Something very strange happens to time when doing archival research like this. Each minute, each hour, is as it should be: A box is opened, a document is read, some notes are written, and the reading and writing occur in an intertwined way and are swift (say, a telegram of 12 words) or prolonged (say, a letter of 14 densely written pages, or a typed speech of 49 pages), depending. And research periods away are very precious, so we do this all day with just the shortest of breaks – one of 20 minutes for a drink and food, a couple to go to the toilet. The time goes in measured units, this document and that, this thought and that. Each is dealt with in a considered, thought-full, way. One, then another, then another, then… And it goes so slowly, in the moment.
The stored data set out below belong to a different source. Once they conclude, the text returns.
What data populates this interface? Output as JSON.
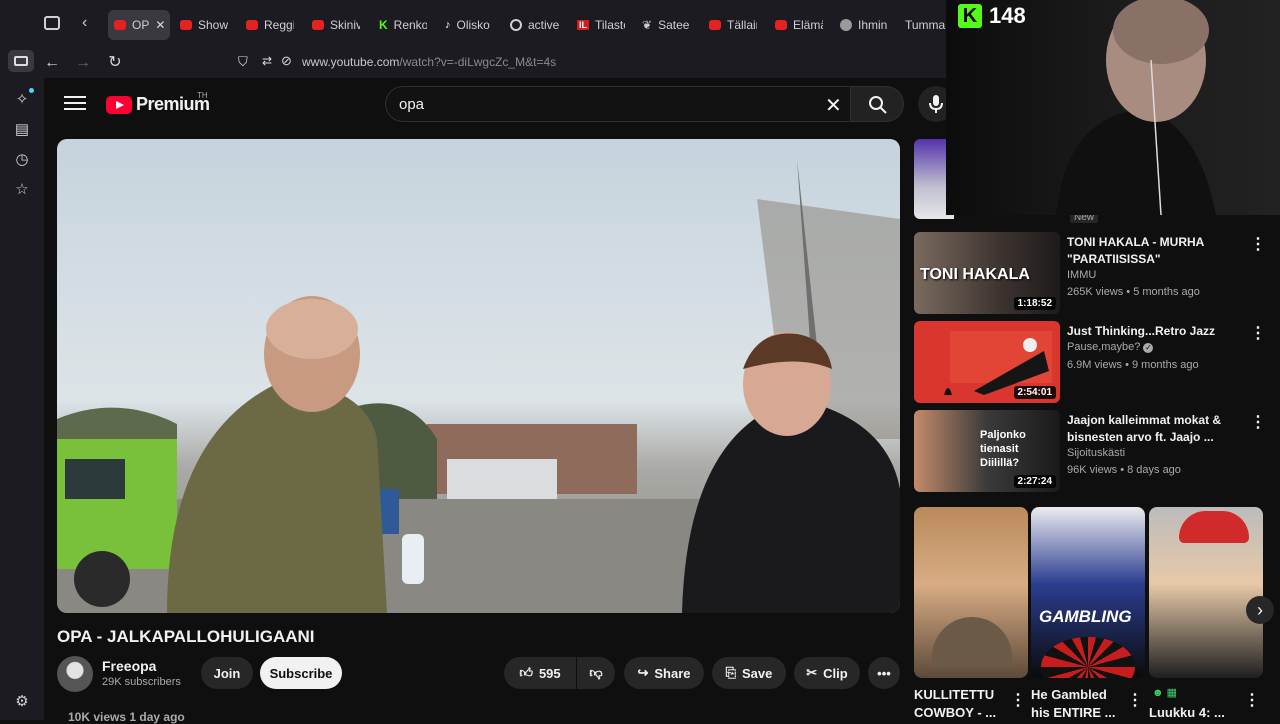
{
  "browser": {
    "tabs": [
      {
        "label": "OP",
        "active": true
      },
      {
        "label": "Show"
      },
      {
        "label": "Reggi"
      },
      {
        "label": "Skiniv"
      },
      {
        "label": "Renko"
      },
      {
        "label": "Olisko"
      },
      {
        "label": "active"
      },
      {
        "label": "Tilasto"
      },
      {
        "label": "Sateer"
      },
      {
        "label": "Tällain"
      },
      {
        "label": "Elämä"
      },
      {
        "label": "Ihmin"
      },
      {
        "label": "Tumma S"
      }
    ],
    "close_glyph": "✕",
    "url_main": "www.youtube.com",
    "url_rest": "/watch?v=-diLwgcZc_M&t=4s"
  },
  "youtube": {
    "logo_text": "Premium",
    "country": "TH",
    "search_value": "opa",
    "video": {
      "title": "OPA - JALKAPALLOHULIGAANI",
      "channel": "Freeopa",
      "subscribers": "29K subscribers",
      "join_label": "Join",
      "subscribe_label": "Subscribe",
      "likes": "595",
      "share_label": "Share",
      "save_label": "Save",
      "clip_label": "Clip",
      "views_line": "10K views  1 day ago"
    },
    "new_badge": "New",
    "recommendations": [
      {
        "title": "TONI HAKALA -  MURHA \"PARATIISISSA\"",
        "channel": "IMMU",
        "meta": "265K views • 5 months ago",
        "duration": "1:18:52",
        "thumb_text": "TONI HAKALA"
      },
      {
        "title": "Just Thinking...Retro Jazz",
        "channel": "Pause,maybe?",
        "meta": "6.9M views • 9 months ago",
        "duration": "2:54:01",
        "thumb_text": ""
      },
      {
        "title": "Jaajon kalleimmat mokat & bisnesten arvo ft. Jaajo ...",
        "channel": "Sijoituskästi",
        "meta": "96K views • 8 days ago",
        "duration": "2:27:24",
        "thumb_text": "Paljonko tienasit Diilillä?"
      }
    ],
    "shorts": [
      {
        "title": "KULLITETTU COWBOY - ..."
      },
      {
        "title": "He Gambled his ENTIRE ...",
        "thumb_text": "GAMBLING"
      },
      {
        "title": "Luukku 4: ..."
      }
    ]
  },
  "stream": {
    "kick_viewers": "148",
    "kick_logo": "K"
  }
}
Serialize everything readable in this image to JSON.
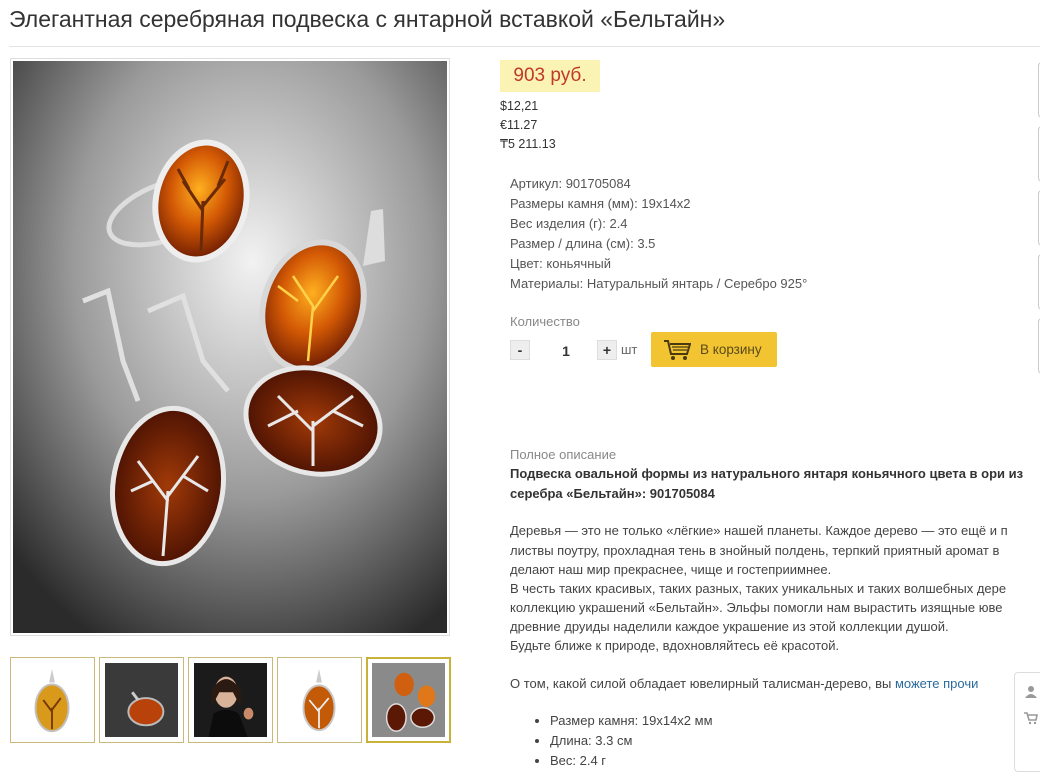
{
  "product": {
    "title": "Элегантная серебряная подвеска с янтарной вставкой «Бельтайн»",
    "price": "903 руб.",
    "price_usd": "$12,21",
    "price_eur": "€11.27",
    "price_kzt": "₸5 211.13"
  },
  "specs": [
    {
      "label": "Артикул:",
      "value": "901705084"
    },
    {
      "label": "Размеры камня (мм):",
      "value": "19х14х2"
    },
    {
      "label": "Вес изделия (г):",
      "value": "2.4"
    },
    {
      "label": "Размер / длина (см):",
      "value": "3.5"
    },
    {
      "label": "Цвет:",
      "value": "коньячный"
    },
    {
      "label": "Материалы:",
      "value": "Натуральный янтарь / Серебро 925°"
    }
  ],
  "quantity": {
    "label": "Количество",
    "minus": "-",
    "plus": "+",
    "value": "1",
    "unit": "шт"
  },
  "cart_button": {
    "label": "В корзину",
    "icon": "cart-icon",
    "color": "#f2c431"
  },
  "description": {
    "label": "Полное описание",
    "heading": "Подвеска овальной формы из натурального янтаря коньячного цвета в ори из серебра «Бельтайн»: 901705084",
    "lines": [
      "Деревья — это не только «лёгкие» нашей планеты. Каждое дерево — это ещё и п",
      "листвы поутру, прохладная тень в знойный полдень, терпкий приятный аромат в",
      "делают наш мир прекраснее, чище и гостеприимнее.",
      "В честь таких красивых, таких разных, таких уникальных и таких волшебных дере",
      "коллекцию украшений «Бельтайн». Эльфы помогли нам вырастить изящные юве",
      "древние друиды наделили каждое украшение из этой коллекции душой.",
      "Будьте ближе к природе, вдохновляйтесь её красотой."
    ],
    "talisman_text": "О том, какой силой обладает ювелирный талисман-дерево, вы ",
    "talisman_link": "можете прочи",
    "bullets": [
      "Размер камня: 19х14х2 мм",
      "Длина: 3.3 см",
      "Вес: 2.4 г"
    ]
  },
  "thumbnails": [
    {
      "name": "amber-pendant-front",
      "selected": false
    },
    {
      "name": "amber-pendant-dark",
      "selected": false
    },
    {
      "name": "model-wearing-jewelry",
      "selected": false
    },
    {
      "name": "amber-pendant-tree",
      "selected": false
    },
    {
      "name": "jewelry-set",
      "selected": true
    }
  ],
  "side_panel": {
    "icons": [
      "user-icon",
      "cart-icon"
    ]
  },
  "colors": {
    "price_bg": "#fbf3b3",
    "price_text": "#c0392b",
    "accent": "#f2c431",
    "link": "#2a6a9e"
  }
}
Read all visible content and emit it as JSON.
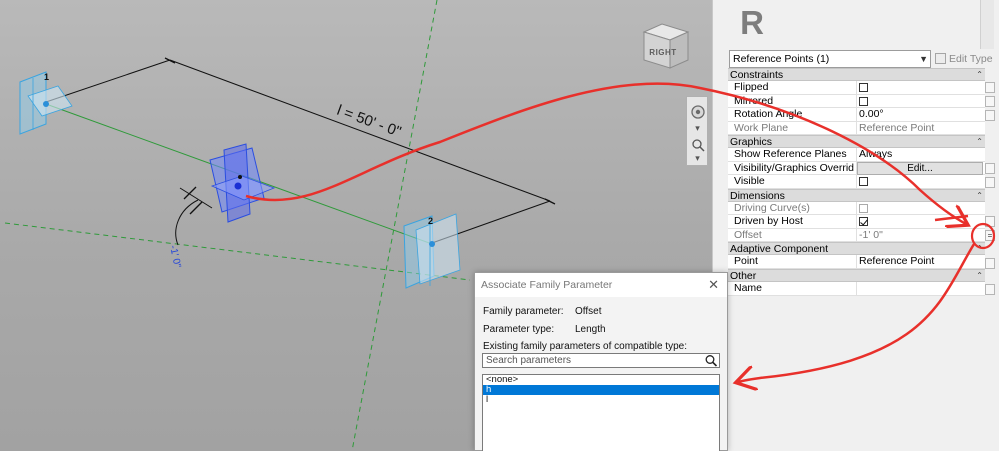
{
  "viewport": {
    "dimension_label": "l = 50' - 0\"",
    "offset_label": "-1' 0\"",
    "point_labels": [
      "1",
      "2"
    ],
    "view_cube_label": "RIGHT"
  },
  "properties": {
    "logo": "R",
    "type_selector": "Reference Points (1)",
    "edit_type_label": "Edit Type",
    "groups": [
      {
        "name": "Constraints",
        "rows": [
          {
            "name": "Flipped",
            "kind": "check",
            "checked": false
          },
          {
            "name": "Mirrored",
            "kind": "check",
            "checked": false
          },
          {
            "name": "Rotation Angle",
            "kind": "text",
            "value": "0.00°"
          },
          {
            "name": "Work Plane",
            "kind": "text",
            "value": "Reference Point",
            "disabled": true
          }
        ]
      },
      {
        "name": "Graphics",
        "rows": [
          {
            "name": "Show Reference Planes",
            "kind": "text",
            "value": "Always"
          },
          {
            "name": "Visibility/Graphics Overrides",
            "kind": "button",
            "value": "Edit..."
          },
          {
            "name": "Visible",
            "kind": "check",
            "checked": false
          }
        ]
      },
      {
        "name": "Dimensions",
        "rows": [
          {
            "name": "Driving Curve(s)",
            "kind": "check",
            "checked": false,
            "disabled": true
          },
          {
            "name": "Driven by Host",
            "kind": "check",
            "checked": true
          },
          {
            "name": "Offset",
            "kind": "text",
            "value": "-1'  0\"",
            "disabled": true
          }
        ]
      },
      {
        "name": "Adaptive Component",
        "rows": [
          {
            "name": "Point",
            "kind": "text",
            "value": "Reference Point"
          }
        ]
      },
      {
        "name": "Other",
        "rows": [
          {
            "name": "Name",
            "kind": "text",
            "value": ""
          }
        ]
      }
    ]
  },
  "dialog": {
    "title": "Associate Family Parameter",
    "family_parameter_label": "Family parameter:",
    "family_parameter_value": "Offset",
    "parameter_type_label": "Parameter type:",
    "parameter_type_value": "Length",
    "existing_label": "Existing family parameters of compatible type:",
    "search_placeholder": "Search parameters",
    "items": [
      "<none>",
      "h",
      "l"
    ],
    "selected_index": 1
  },
  "colors": {
    "annotation": "#e8302b",
    "selection": "#0078d7",
    "reference_plane": "#3aa4e0",
    "work_plane_line": "#2f9a3a"
  }
}
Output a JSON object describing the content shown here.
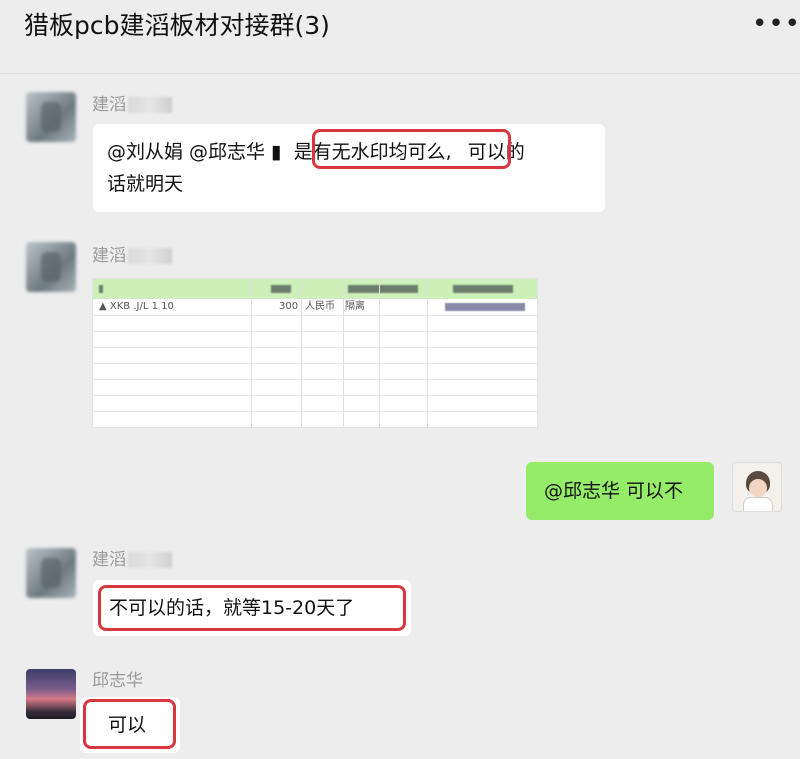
{
  "header": {
    "title": "猎板pcb建滔板材对接群(3)",
    "more_icon": "•••"
  },
  "messages": {
    "m1": {
      "sender": "建滔",
      "line1_a": "@刘从娟 @邱志华 ▮",
      "line1_hl": "是有无水印均可么,",
      "line1_b": "可以的",
      "line2": "话就明天"
    },
    "m2": {
      "sender": "建滔",
      "sheet_cells": [
        "▲ XKB  .J/L 1 10",
        "300",
        "人民币",
        "隔离"
      ]
    },
    "m3": {
      "text": "@邱志华 可以不"
    },
    "m4": {
      "sender": "建滔",
      "text": "不可以的话，就等15-20天了"
    },
    "m5": {
      "sender": "邱志华",
      "text": "可以"
    }
  },
  "colors": {
    "background": "#ededed",
    "self_bubble": "#95ec69",
    "highlight": "#d9373f"
  }
}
But that’s not all there is to it! Each bit of activity and time is ordinary and familiar and takes considered time, but what happens overall is different. In the morning, we go in, collect boxes, sit down, ignore each other because locked into our own versions of archival working. We almost never speak – or rather whisper, for that is the rule – and don’t want to. We start at 9, finish at 6pm (the Weston Library doesn’t close till 7pm). ‘Good day?’, we politely inquire of each other when collecting our coats and bags, while feeling a major jolt. Surely we’ve just started! surely 9 hours can’t have passed! surely no time worth speaking of has intervened between arriving and now!